La conta delle guerra: i morti di Gaza salgono a 38.295, 327 vittime tra i soldati israeliani – Da ambo i fronti, procede la contabilità di morti e feriti. Da Tel Aviv, Yoav Gallant ha rivendicato i danni inflitti alle milizie di Hamas: “Il 60% dei terroristi” sarebbero stati uccisi o feriti dalle forze israeliane; “eliminati” la maggior parte dei “battaglioni”. Sono i dati citati dal il ministro della Difesa in un intervento alla Knesset. Gallant ha ricordato anche gli ostaggi israeliani nelle mani di Hamas: la metà sarebbe tornata a casa. Le vittime tra i soldati israeliani dall’inizio del conflitto salgono a 327: ieri è deceduto il sergente Tal Lahat, 21enne di Kfar Sab, in un combattimento nel centro della Striscia.
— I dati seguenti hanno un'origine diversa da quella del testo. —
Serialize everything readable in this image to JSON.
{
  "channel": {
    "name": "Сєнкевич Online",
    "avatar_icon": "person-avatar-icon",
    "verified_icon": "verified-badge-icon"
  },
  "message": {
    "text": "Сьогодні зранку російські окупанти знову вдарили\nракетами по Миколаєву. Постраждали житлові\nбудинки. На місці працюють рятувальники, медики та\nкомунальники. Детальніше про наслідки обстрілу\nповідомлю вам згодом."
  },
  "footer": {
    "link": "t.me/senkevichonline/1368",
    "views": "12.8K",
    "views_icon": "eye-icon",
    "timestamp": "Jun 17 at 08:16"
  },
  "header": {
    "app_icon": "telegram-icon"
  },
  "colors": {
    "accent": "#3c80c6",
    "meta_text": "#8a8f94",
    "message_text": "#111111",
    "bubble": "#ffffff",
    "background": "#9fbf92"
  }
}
A Gaza, invece, i palestinesi uccisi dall’esercito israeliano salgono a 38.295, secondo il governo di Hamas. I feriti sarebbero almeno 88.241. Nelle ultime 24 ore 52 palestinesi sono stati uccisi e 208 feriti. L’autorevole rivista scientifica The Lancet, pochi giorni fa ha fornito una stima da brividi: “Fino a 186mila le vittime probabili della guerra a Gaza, è il 7,9% della popolazione”.